Black Snow: a story of love and destruction by Jon Tattrie came to me as an interloan from the Ottawa Public Library. Thomas Joyce is a veteran of World War I who returns home to Halifax only to suffer another trauma, that of the Halifax Explosion. Tattrie tells this story across different periods all chronologically mishmashed, from Halifax before Thomas is deployed overseas, to the muddy trenches of death in WWI Belgium, to postwar Halifax in December 1917. I was never confused by the temporal hopscotch although the very beginning when Thomas suffers a flashback about a trench attack did make me wonder how Tattrie would direct the story. It was seamlessly knitted together so I always knew where I was and I could keep all three storylines separate.
For a brief novel of 192 pages, action is on overload and the pace moves along rapidly and realistically. Chapter Thirty-six however ended with such an eye-rolling come on–when Evie learned that her husband Adam had died in combat I just knew how Tattrie would end it. I even predicted the final three words. Reminded me of Summer of ’42. I could only tut-tut and shake my head. A levirate marriage follows, and then the story of a new groom shipping off to war repeats.

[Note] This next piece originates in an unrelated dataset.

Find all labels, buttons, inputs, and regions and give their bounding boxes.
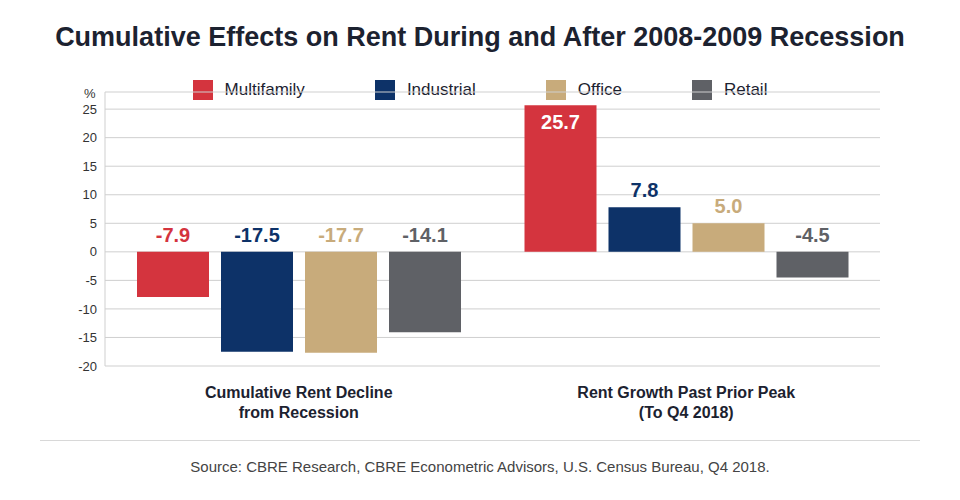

The explosion brings the war to Halifax and Thomas looks for Evie, not knowing if she is alive or dead. We are left wondering why Evie doesn’t worry about the same thing, but Tattrie has otherwise preoccupied her in the story, which we discover near the end. Tattrie inserts a fictional account of the discovery and rescue of Ashpan Annie, where Thomas is the hero.
Stories of life and death–and there is a lot of death–in the trenches will rivet you. I could feel the cold muddy water filled with chunks of flesh and human waste swirl around me as I stood hip-deep watching the battle unfold before me. Tattrie did a remarkable job writing about the horror and disgust of war.